Loss of LPAR6 and CAB39L dysregulates the basal-to-luminal urothelial differentiation program, contributing to bladder carcinogenesis

Sangkyou Lee; Jolanta Bondaruk; Yishan Wang; Huiqin Chen; June Goo Lee; Tadeusz Majewski; Rachel D Mullen; David Cogdell; Jiansong Chen; Ziqiao Wang; Hui Yao; Pawel Kus; Joon Jeong; Ilkyun Lee; Woonyoung Choi; Neema Navai; Charles Guo; Colin Dinney; Keith Baggerly; Cathy Mendelsohn; David McConkey; Richard R Behringer; Marek Kimmel; Peng Wei; Bogdan Czerniak

doi:10.1016/j.celrep.2024.114146

Loss of LPAR6 and CAB39L dysregulates the basal-to-luminal urothelial differentiation program, contributing to bladder carcinogenesis

Cell Rep. 2024 Apr 25;43(5):114146. doi: 10.1016/j.celrep.2024.114146. Online ahead of print.

Authors

Sangkyou Lee¹, Jolanta Bondaruk¹, Yishan Wang², Huiqin Chen², June Goo Lee¹, Tadeusz Majewski¹, Rachel D Mullen³, David Cogdell⁴, Jiansong Chen², Ziqiao Wang⁵, Hui Yao⁶, Pawel Kus⁷, Joon Jeong¹, Ilkyun Lee¹, Woonyoung Choi⁸, Neema Navai⁹, Charles Guo¹, Colin Dinney⁹, Keith Baggerly², Cathy Mendelsohn¹⁰, David McConkey⁸, Richard R Behringer³, Marek Kimmel¹¹, Peng Wei², Bogdan Czerniak¹²

Affiliations

¹ Department of Pathology, The University of Texas MD Anderson Cancer Center, Houston, TX 77030, USA.
² Department of Biostatistics, The University of Texas MD Anderson Cancer Center, Houston, TX 77030, USA.
³ Department of Genetics, The University of Texas MD Anderson Cancer Center, Houston, TX 77030, USA.
⁴ Department of Neurosurgery, The University of Texas MD Anderson Cancer Center, Houston, TX 77030, USA.
⁵ Department of Biostatistics, Johns Hopkins University, Baltimore, MD 21218, USA.
⁶ Department of Bioinformatics & Computational Biology, The University of Texas MD Anderson Cancer Center, Houston, TX 77030, USA.
⁷ Department of Systems Biology and Engineering, Silesian University of Technology, Gliwice, Poland.
⁸ Johns Hopkins Greenberg Bladder Cancer Institute, Johns Hopkins University, Baltimore, MD 21218, USA.
⁹ Department of Urology, The University of Texas MD Anderson Cancer Center, Houston, TX 77030, USA.
¹⁰ Department of Urology, Genetics & Development and Pathology, Columbia University, New York, NY 10032, USA.
¹¹ Department of Statistics, Rice University, Houston, TX 77005, USA.
¹² Department of Pathology, The University of Texas MD Anderson Cancer Center, Houston, TX 77030, USA. Electronic address: bczernia@mdanderson.org.

PMID: 38676926
DOI: 10.1016/j.celrep.2024.114146

Abstract

We describe a strategy that combines histologic and molecular mapping that permits interrogation of the chronology of changes associated with cancer development on a whole-organ scale.
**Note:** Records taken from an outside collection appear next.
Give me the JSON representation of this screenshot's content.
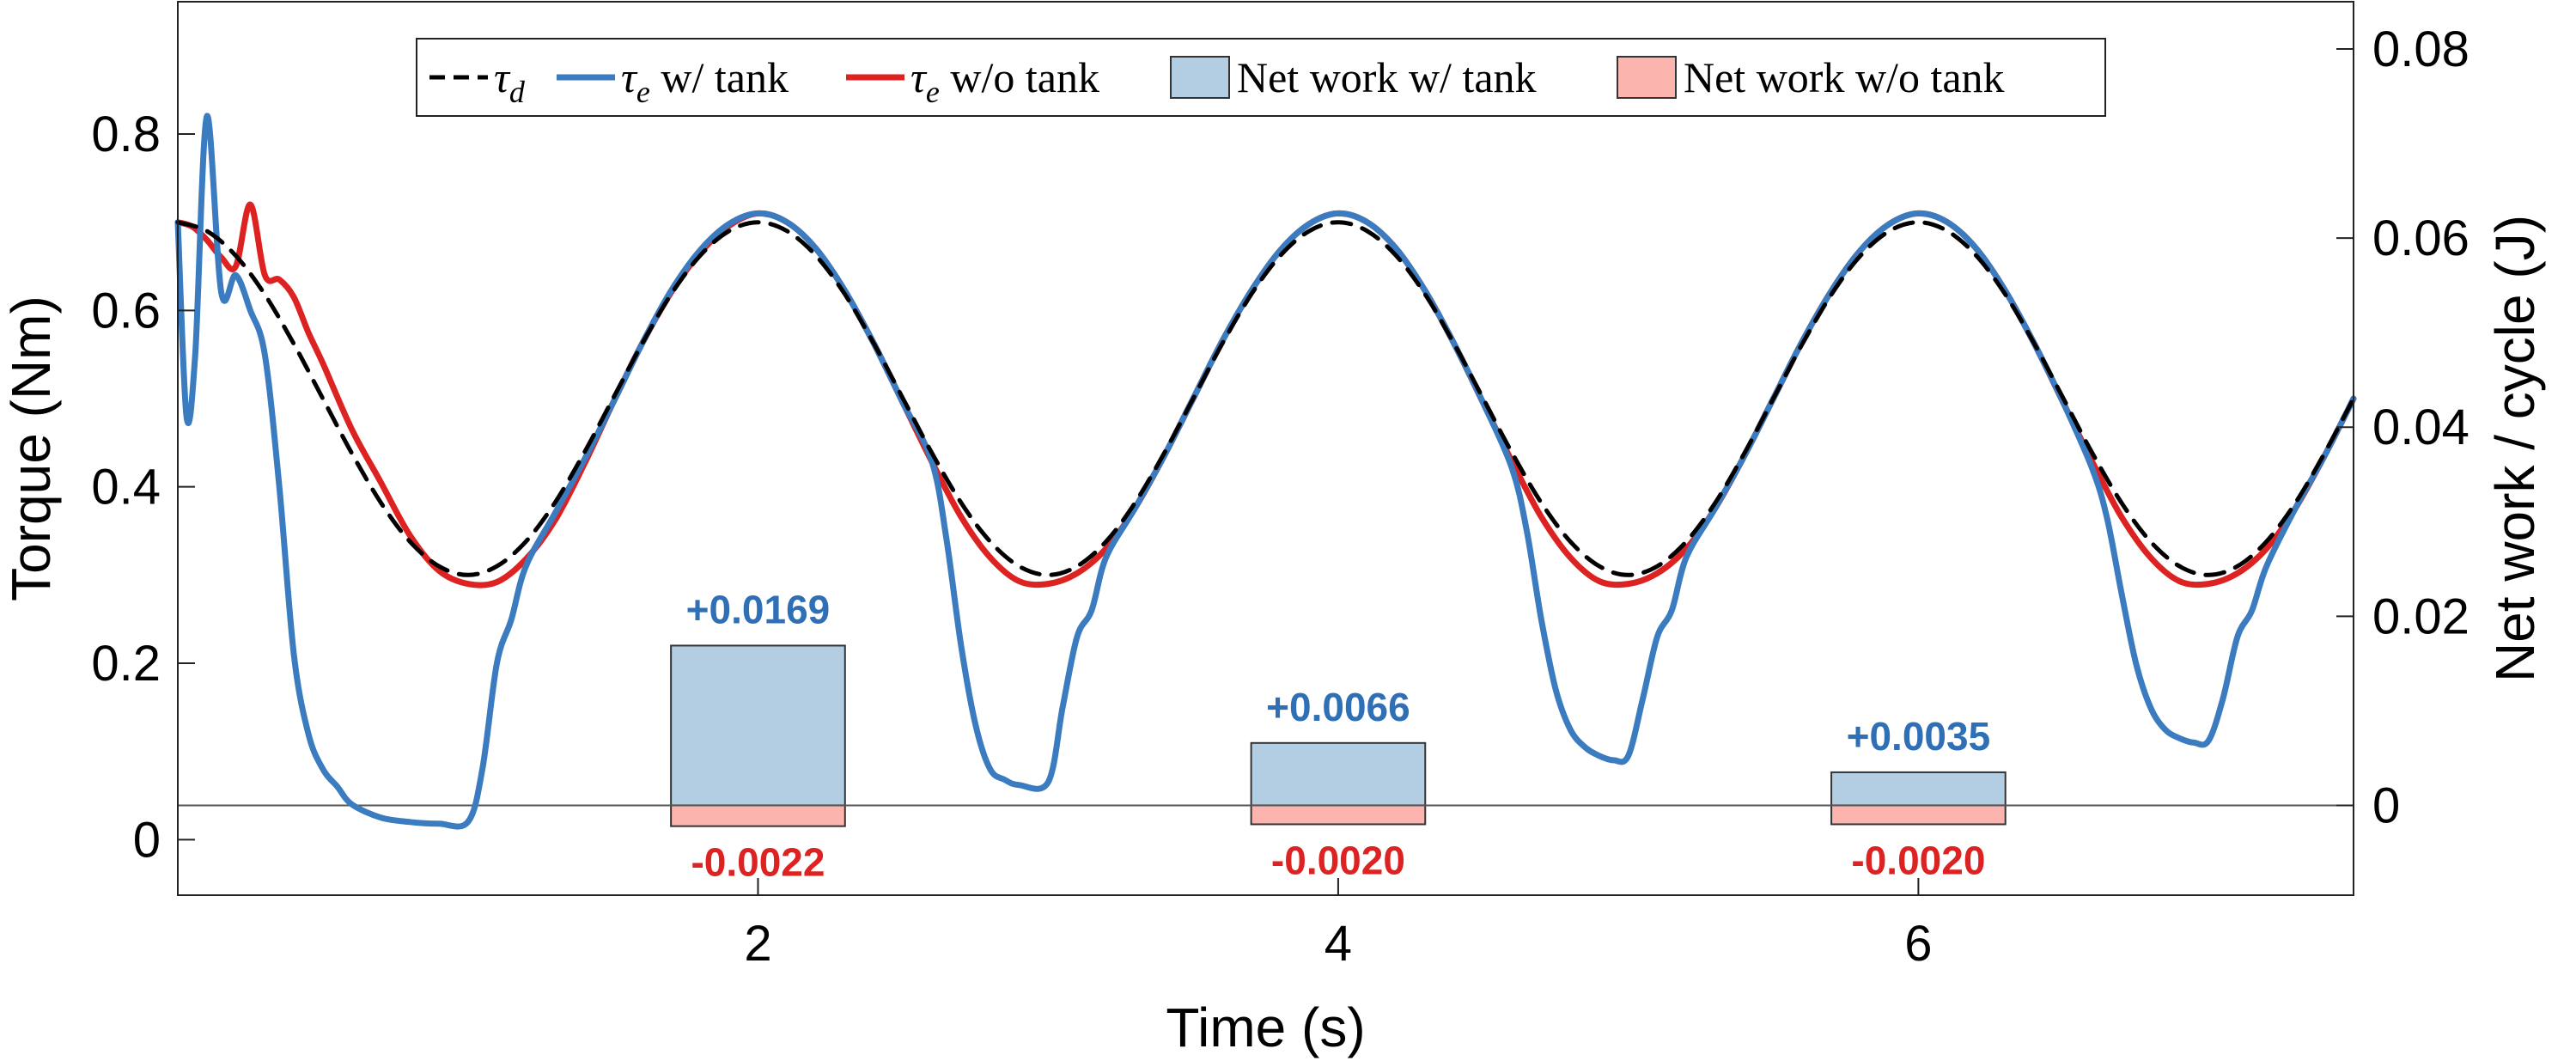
{
  "chart_data": {
    "type": "line",
    "x_axis": {
      "label": "Time (s)",
      "range": [
        0,
        7.5
      ],
      "ticks": [
        2,
        4,
        6
      ]
    },
    "y_axis_left": {
      "label": "Torque (Nm)",
      "range": [
        -0.063,
        0.95
      ],
      "ticks": [
        0,
        0.2,
        0.4,
        0.6,
        0.8
      ]
    },
    "y_axis_right": {
      "label": "Net work / cycle  (J)",
      "range": [
        -0.0095,
        0.085
      ],
      "ticks": [
        0,
        0.02,
        0.04,
        0.06,
        0.08
      ]
    },
    "grid": false,
    "legend": {
      "placement": "top-center",
      "entries": [
        {
          "symbol": "τ",
          "subscript": "d",
          "suffix": "",
          "style": "dashed-line",
          "color": "#000000"
        },
        {
          "symbol": "τ",
          "subscript": "e",
          "suffix": " w/ tank",
          "style": "line",
          "color": "#3b7bbf"
        },
        {
          "symbol": "τ",
          "subscript": "e",
          "suffix": " w/o tank",
          "style": "line",
          "color": "#dd2222"
        },
        {
          "symbol": "",
          "subscript": "",
          "suffix": "Net work w/ tank",
          "style": "patch",
          "color": "#b3cde3"
        },
        {
          "symbol": "",
          "subscript": "",
          "suffix": "Net work w/o tank",
          "style": "patch",
          "color": "#fbb4ae"
        }
      ]
    },
    "series": [
      {
        "key": "tau_d",
        "color": "#000000",
        "dashed": true,
        "x": [
          0,
          0.1,
          0.2,
          0.3,
          0.4,
          0.5,
          0.6,
          0.7,
          0.8,
          0.9,
          1.0,
          1.1,
          1.2,
          1.3,
          1.4,
          1.5,
          1.6,
          1.7,
          1.8,
          1.9,
          2.0,
          2.1,
          2.2,
          2.3,
          2.4,
          2.5,
          2.6,
          2.7,
          2.8,
          2.9,
          3.0,
          3.1,
          3.2,
          3.3,
          3.4,
          3.5,
          3.6,
          3.7,
          3.8,
          3.9,
          4.0,
          4.1,
          4.2,
          4.3,
          4.4,
          4.5,
          4.6,
          4.7,
          4.8,
          4.9,
          5.0,
          5.1,
          5.2,
          5.3,
          5.4,
          5.5,
          5.6,
          5.7,
          5.8,
          5.9,
          6.0,
          6.1,
          6.2,
          6.3,
          6.4,
          6.5,
          6.6,
          6.7,
          6.8,
          6.9,
          7.0,
          7.1,
          7.2,
          7.3,
          7.4,
          7.5
        ],
        "y": [
          0.7,
          0.69,
          0.662,
          0.618,
          0.562,
          0.5,
          0.438,
          0.382,
          0.338,
          0.31,
          0.3,
          0.31,
          0.338,
          0.382,
          0.438,
          0.5,
          0.562,
          0.618,
          0.662,
          0.69,
          0.7,
          0.69,
          0.662,
          0.618,
          0.562,
          0.5,
          0.438,
          0.382,
          0.338,
          0.31,
          0.3,
          0.31,
          0.338,
          0.382,
          0.438,
          0.5,
          0.562,
          0.618,
          0.662,
          0.69,
          0.7,
          0.69,
          0.662,
          0.618,
          0.562,
          0.5,
          0.438,
          0.382,
          0.338,
          0.31,
          0.3,
          0.31,
          0.338,
          0.382,
          0.438,
          0.5,
          0.562,
          0.618,
          0.662,
          0.69,
          0.7,
          0.69,
          0.662,
          0.618,
          0.562,
          0.5,
          0.438,
          0.382,
          0.338,
          0.31,
          0.3,
          0.31,
          0.338,
          0.382,
          0.438,
          0.5
        ]
      },
      {
        "key": "tau_e_without_tank",
        "color": "#dd2222",
        "dashed": false,
        "x": [
          0,
          0.05,
          0.1,
          0.15,
          0.2,
          0.25,
          0.3,
          0.35,
          0.4,
          0.45,
          0.5,
          0.6,
          0.7,
          0.8,
          0.9,
          1.0,
          1.1,
          1.2,
          1.3,
          1.4,
          1.5,
          1.6,
          1.7,
          1.8,
          1.9,
          2.0,
          2.1,
          2.2,
          2.3,
          2.4,
          2.5,
          2.6,
          2.7,
          2.8,
          2.9,
          3.0,
          3.1,
          3.2,
          3.3,
          3.4,
          3.5,
          3.6,
          3.7,
          3.8,
          3.9,
          4.0,
          4.1,
          4.2,
          4.3,
          4.4,
          4.5,
          4.6,
          4.7,
          4.8,
          4.9,
          5.0,
          5.1,
          5.2,
          5.3,
          5.4,
          5.5,
          5.6,
          5.7,
          5.8,
          5.9,
          6.0,
          6.1,
          6.2,
          6.3,
          6.4,
          6.5,
          6.6,
          6.7,
          6.8,
          6.9,
          7.0,
          7.1,
          7.2,
          7.3,
          7.4,
          7.5
        ],
        "y": [
          0.7,
          0.695,
          0.68,
          0.66,
          0.65,
          0.72,
          0.64,
          0.635,
          0.615,
          0.575,
          0.54,
          0.465,
          0.405,
          0.345,
          0.305,
          0.29,
          0.292,
          0.318,
          0.362,
          0.425,
          0.495,
          0.562,
          0.62,
          0.665,
          0.696,
          0.71,
          0.7,
          0.67,
          0.622,
          0.562,
          0.495,
          0.428,
          0.366,
          0.32,
          0.293,
          0.29,
          0.302,
          0.33,
          0.376,
          0.435,
          0.5,
          0.565,
          0.622,
          0.668,
          0.698,
          0.71,
          0.7,
          0.67,
          0.622,
          0.562,
          0.495,
          0.428,
          0.366,
          0.32,
          0.293,
          0.29,
          0.302,
          0.33,
          0.376,
          0.435,
          0.5,
          0.565,
          0.622,
          0.668,
          0.698,
          0.71,
          0.7,
          0.67,
          0.622,
          0.562,
          0.495,
          0.428,
          0.366,
          0.32,
          0.293,
          0.29,
          0.302,
          0.33,
          0.376,
          0.435,
          0.5
        ]
      },
      {
        "key": "tau_e_with_tank",
        "color": "#3b7bbf",
        "dashed": false,
        "x": [
          0,
          0.03,
          0.06,
          0.1,
          0.15,
          0.2,
          0.25,
          0.3,
          0.35,
          0.4,
          0.45,
          0.5,
          0.55,
          0.6,
          0.7,
          0.8,
          0.9,
          1.0,
          1.05,
          1.1,
          1.15,
          1.2,
          1.3,
          1.4,
          1.5,
          1.6,
          1.7,
          1.8,
          1.9,
          2.0,
          2.1,
          2.2,
          2.3,
          2.4,
          2.5,
          2.6,
          2.65,
          2.7,
          2.75,
          2.8,
          2.85,
          2.9,
          3.0,
          3.05,
          3.1,
          3.15,
          3.2,
          3.3,
          3.4,
          3.5,
          3.6,
          3.7,
          3.8,
          3.9,
          4.0,
          4.1,
          4.2,
          4.3,
          4.4,
          4.5,
          4.6,
          4.65,
          4.7,
          4.75,
          4.8,
          4.85,
          4.9,
          4.95,
          5.0,
          5.05,
          5.1,
          5.15,
          5.2,
          5.3,
          5.4,
          5.5,
          5.6,
          5.7,
          5.8,
          5.9,
          6.0,
          6.1,
          6.2,
          6.3,
          6.4,
          6.5,
          6.6,
          6.65,
          6.7,
          6.75,
          6.8,
          6.85,
          6.9,
          6.95,
          7.0,
          7.05,
          7.1,
          7.15,
          7.2,
          7.3,
          7.4,
          7.5
        ],
        "y": [
          0.7,
          0.48,
          0.55,
          0.82,
          0.62,
          0.64,
          0.6,
          0.55,
          0.4,
          0.21,
          0.12,
          0.08,
          0.06,
          0.04,
          0.025,
          0.02,
          0.018,
          0.02,
          0.08,
          0.2,
          0.25,
          0.31,
          0.37,
          0.43,
          0.495,
          0.562,
          0.622,
          0.668,
          0.698,
          0.71,
          0.7,
          0.67,
          0.622,
          0.562,
          0.495,
          0.428,
          0.34,
          0.22,
          0.13,
          0.08,
          0.068,
          0.062,
          0.065,
          0.15,
          0.23,
          0.26,
          0.32,
          0.376,
          0.435,
          0.5,
          0.565,
          0.622,
          0.668,
          0.698,
          0.71,
          0.7,
          0.67,
          0.622,
          0.562,
          0.495,
          0.42,
          0.35,
          0.25,
          0.17,
          0.125,
          0.105,
          0.095,
          0.09,
          0.095,
          0.16,
          0.23,
          0.26,
          0.32,
          0.376,
          0.435,
          0.5,
          0.565,
          0.622,
          0.668,
          0.698,
          0.71,
          0.7,
          0.67,
          0.622,
          0.562,
          0.495,
          0.42,
          0.365,
          0.28,
          0.2,
          0.15,
          0.125,
          0.115,
          0.11,
          0.112,
          0.16,
          0.23,
          0.26,
          0.31,
          0.376,
          0.435,
          0.5
        ]
      }
    ],
    "bars": [
      {
        "x": 2,
        "with_tank": 0.0169,
        "without_tank": -0.0022,
        "label_with": "+0.0169",
        "label_without": "-0.0022"
      },
      {
        "x": 4,
        "with_tank": 0.0066,
        "without_tank": -0.002,
        "label_with": "+0.0066",
        "label_without": "-0.0020"
      },
      {
        "x": 6,
        "with_tank": 0.0035,
        "without_tank": -0.002,
        "label_with": "+0.0035",
        "label_without": "-0.0020"
      }
    ],
    "bar_width": 0.6,
    "colors": {
      "with_tank_line": "#3b7bbf",
      "without_tank_line": "#dd2222",
      "with_tank_fill": "#b3cde3",
      "without_tank_fill": "#fbb4ae",
      "with_tank_label": "#2f6fb5",
      "without_tank_label": "#dd2222"
    }
  }
}
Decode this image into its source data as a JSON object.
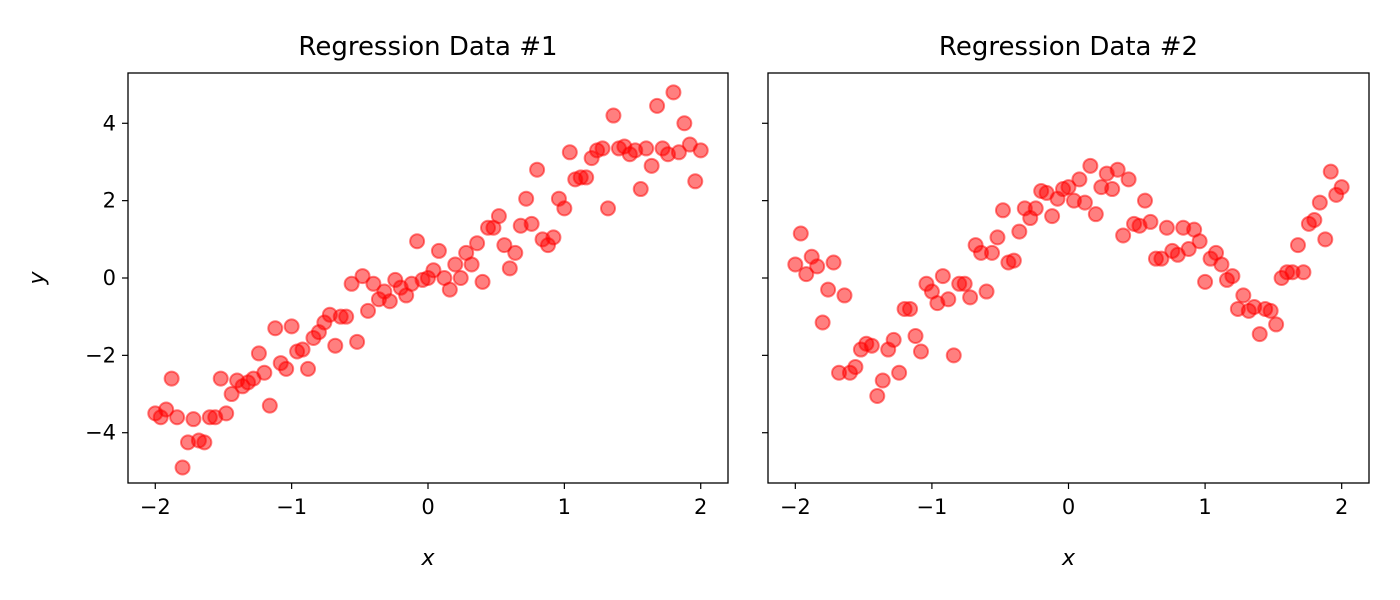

Using this approach, we present the sequence of alterations around RB1 in the development of bladder cancer. We show that RB1 is not involved in initial expansion of the preneoplastic clone. Instead, we found a set of contiguous genes that we term "forerunner" genes whose silencing is associated with the development of plaque-like field effects initiating carcinogenesis. Specifically, we identified five candidate forerunner genes (ITM2B, LPAR6, MLNR, CAB39L, and ARL11) mapping near RB1. Two of these genes, LPAR6 and CAB39L, are preferentially downregulated in the luminal and basal subtypes of bladder cancer, respectively. Their loss of function dysregulates urothelial differentiation, sensitizing the urothelium to N-butyl-N-(4-hydroxybutyl)nitrosamine-induced cancers, which recapitulate the luminal and basal subtypes of human bladder cancer.

Keywords: CP: Cancer; bladder cancer; field carcinogenesis; field effects; forerunner genes; mucosal microenvironment; urothelial differentiation.